Marktechpost’s Visual Explainer
01 / 07
Key Takeaways
- No codebook coaching. turbovec indexes vectors immediately — no k-means, no rebuilds because the corpus grows.
- 16x compression. A 1536-dim float32 vector shrinks from 6,144 bytes to 384 bytes at 2-bit quantization.
- Faster than FAISS on ARM. turbovec beats FAISS IndexPQFastScan by 12–20% on ARM throughout each configuration.

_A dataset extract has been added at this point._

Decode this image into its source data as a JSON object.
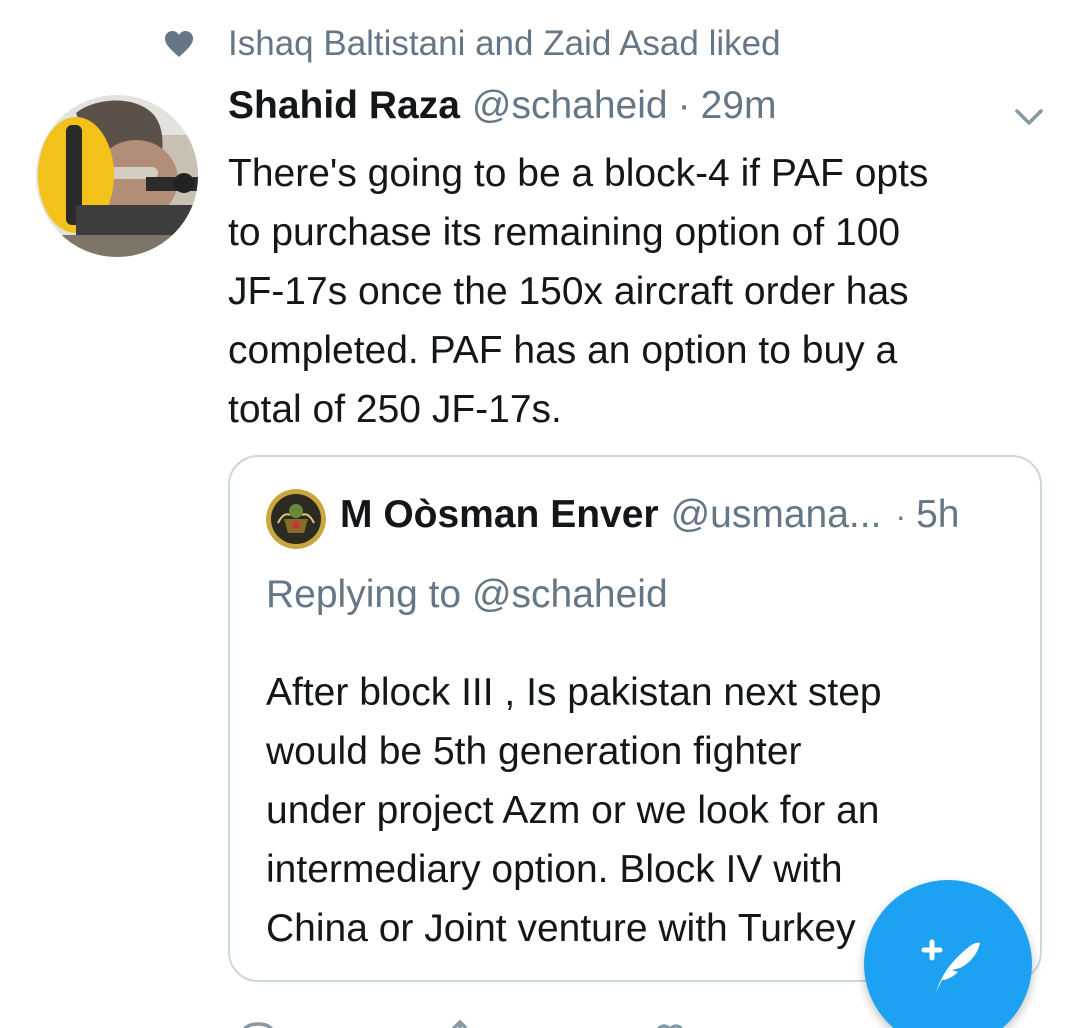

- Near-optimal distortion. TurboQuant achieves distortion inside ~2.7x of the Shannon decrease certain — provably close to the theoretical restrict.
- Fully native. No managed service, no information egress — pairs with any open-source embedding mannequin for an air-gapped RAG stack.
Check out the Repo here. Also, be happy to comply with us on Twitter and don’t overlook to hitch our 150k+ ML SubReddit and Subscribe to our Newsletter. Wait! are you on telegram? now you can join us on telegram as well.
Need to associate with us for selling your GitHub Repo OR Hugging Face Page OR Product Release OR Webinar and many others.? Connect with us
The submit Meet Turbovec: A Rust Vector Index with Python Bindings, and Built on Google’s TurboQuant Algorithm appeared first on MarkTechPost.